Retrato
fiel
Então, a crônica de hoje é sobre o
quê?
Poderia ser sobre a cobertura de morango
num bolo de morango. A dizer respeito à camada que fica em cima, uma tentação
pra mudar a cara destes dias. Se poderíamos falar sobre o queijo? E justamente
por imprecisarmos disso, a verdade seja dita: quando falamos sobre o queijo,
nele jogamos perdigotos, espargimos aerossol. Um horror!
Sim, a consciência abre os olhos da
gente.
A palo seco: curando a sarna, ficam as
pulgas?
Corpos a mais, mortos a menos.
Que a imprecisão alivia o que
entendemos por achatamento, pela visibilidade do tal platô. No limite da
platitude, escancaramos.
Até aqui viemos, então daqui
voltaremos.
Mais à frente. Voltaremos dois passos
à frente. Para o futuro. Sim, não retornaremos, pois somos do amanhã, de onde
Sebastião ainda espera. Fomos ungidos a priori. Batizamos a lágrima serena da
noite do universo. A nós não nos resta senão cumprir com o nosso caráter.

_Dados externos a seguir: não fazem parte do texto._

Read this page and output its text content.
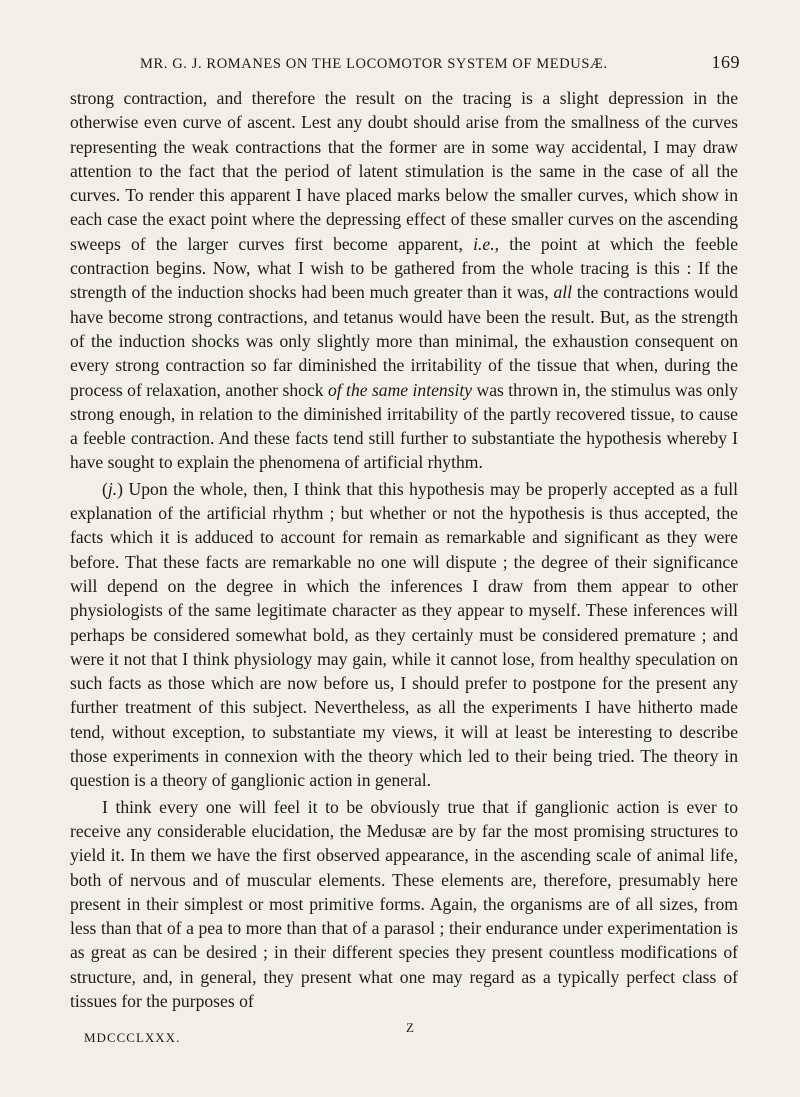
MR. G. J. ROMANES ON THE LOCOMOTOR SYSTEM OF MEDUSÆ.	169

strong contraction, and therefore the result on the tracing is a slight depression in the otherwise even curve of ascent. Lest any doubt should arise from the smallness of the curves representing the weak contractions that the former are in some way accidental, I may draw attention to the fact that the period of latent stimulation is the same in the case of all the curves. To render this apparent I have placed marks below the smaller curves, which show in each case the exact point where the depressing effect of these smaller curves on the ascending sweeps of the larger curves first become apparent, i.e., the point at which the feeble contraction begins. Now, what I wish to be gathered from the whole tracing is this : If the strength of the induction shocks had been much greater than it was, all the contractions would have become strong contractions, and tetanus would have been the result. But, as the strength of the induction shocks was only slightly more than minimal, the exhaustion consequent on every strong contraction so far diminished the irritability of the tissue that when, during the process of relaxation, another shock of the same intensity was thrown in, the stimulus was only strong enough, in relation to the diminished irritability of the partly recovered tissue, to cause a feeble contraction. And these facts tend still further to substantiate the hypothesis whereby I have sought to explain the phenomena of artificial rhythm.

(j.) Upon the whole, then, I think that this hypothesis may be properly accepted as a full explanation of the artificial rhythm ; but whether or not the hypothesis is thus accepted, the facts which it is adduced to account for remain as remarkable and significant as they were before. That these facts are remarkable no one will dispute ; the degree of their significance will depend on the degree in which the inferences I draw from them appear to other physiologists of the same legitimate character as they appear to myself. These inferences will perhaps be considered somewhat bold, as they certainly must be considered premature ; and were it not that I think physiology may gain, while it cannot lose, from healthy speculation on such facts as those which are now before us, I should prefer to postpone for the present any further treatment of this subject. Nevertheless, as all the experiments I have hitherto made tend, without exception, to substantiate my views, it will at least be interesting to describe those experiments in connexion with the theory which led to their being tried. The theory in question is a theory of ganglionic action in general.

I think every one will feel it to be obviously true that if ganglionic action is ever to receive any considerable elucidation, the Medusæ are by far the most promising structures to yield it. In them we have the first observed appearance, in the ascending scale of animal life, both of nervous and of muscular elements. These elements are, therefore, presumably here present in their simplest or most primitive forms. Again, the organisms are of all sizes, from less than that of a pea to more than that of a parasol ; their endurance under experimentation is as great as can be desired ; in their different species they present countless modifications of structure, and, in general, they present what one may regard as a typically perfect class of tissues for the purposes of

MDCCCLXXX.
Z
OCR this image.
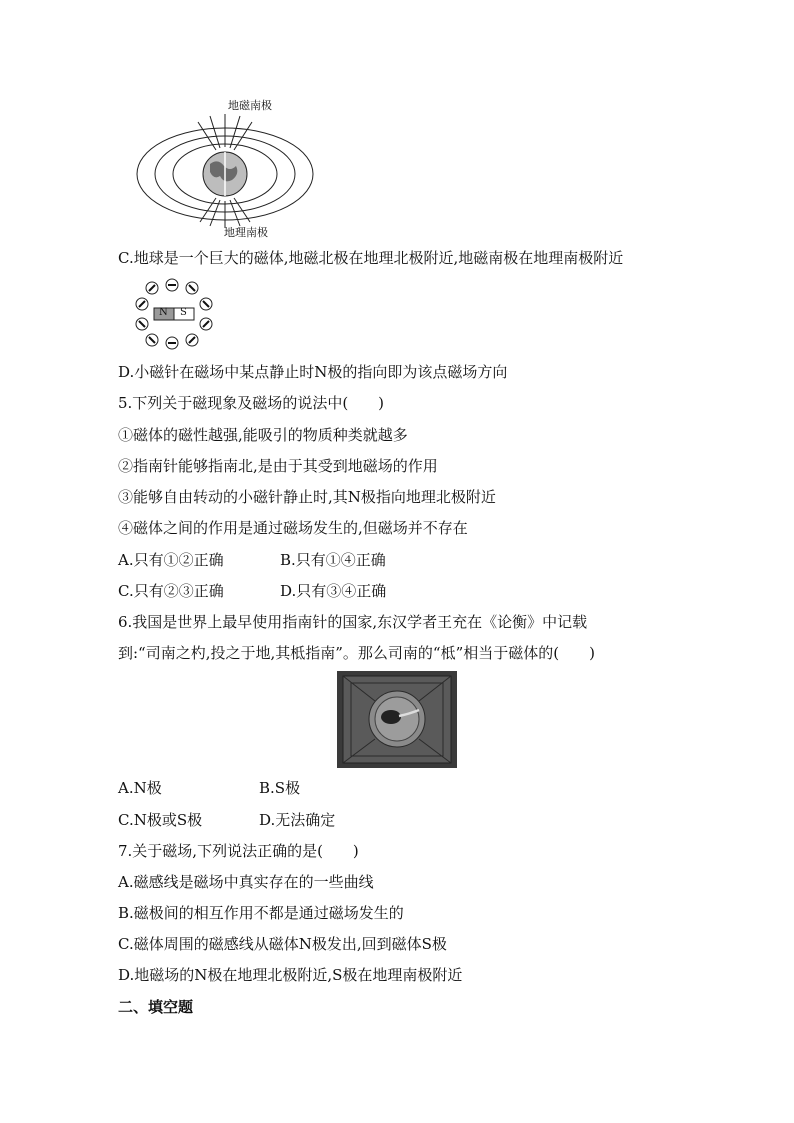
地磁南极
地理南极
C.地球是一个巨大的磁体,地磁北极在地理北极附近,地磁南极在地理南极附近
N S
D.小磁针在磁场中某点静止时N极的指向即为该点磁场方向
5.下列关于磁现象及磁场的说法中(　　)
①磁体的磁性越强,能吸引的物质种类就越多
②指南针能够指南北,是由于其受到地磁场的作用
③能够自由转动的小磁针静止时,其N极指向地理北极附近
④磁体之间的作用是通过磁场发生的,但磁场并不存在
A.只有①②正确	B.只有①④正确
C.只有②③正确	D.只有③④正确
6.我国是世界上最早使用指南针的国家,东汉学者王充在《论衡》中记载
到:“司南之杓,投之于地,其柢指南”。那么司南的“柢”相当于磁体的(　　)
A.N极	B.S极
C.N极或S极	D.无法确定
7.关于磁场,下列说法正确的是(　　)
A.磁感线是磁场中真实存在的一些曲线
B.磁极间的相互作用不都是通过磁场发生的
C.磁体周围的磁感线从磁体N极发出,回到磁体S极
D.地磁场的N极在地理北极附近,S极在地理南极附近
二、填空题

Destinados à glória; submissos à
glorificação em vida.
Sem desdém, vamos.
E se há fios soltos, com eles tecemos
a humildade da nossa fibra. Com as gotas de sangue de nossas pacificações tropicais
pincelamos a irreverência de nossas alegrias tacanhas. Com a galhofa de nossos
pecadilhos confessionais nutrimos os famintos que desabrochamos a meio do
caminho de lugar nenhum.
Pelo povo, pela vontade popular ― não
estamos a passeio.
A pedir mais. Quer porque quer. A ele
seja negado. Pra que possa o aprendizado da dor, da fome, da miséria. Perca o
enfezamento.
A brisa noturna lambe o chão das covas.
O triste sofre e chora. De cara amarrada. Fechado no mistério. Tem mãos pro
trabalho, mas os calos lamentam, imploram. A luta ainda está vindo, segue
vindo, não para de vir. À venda? Venda-se.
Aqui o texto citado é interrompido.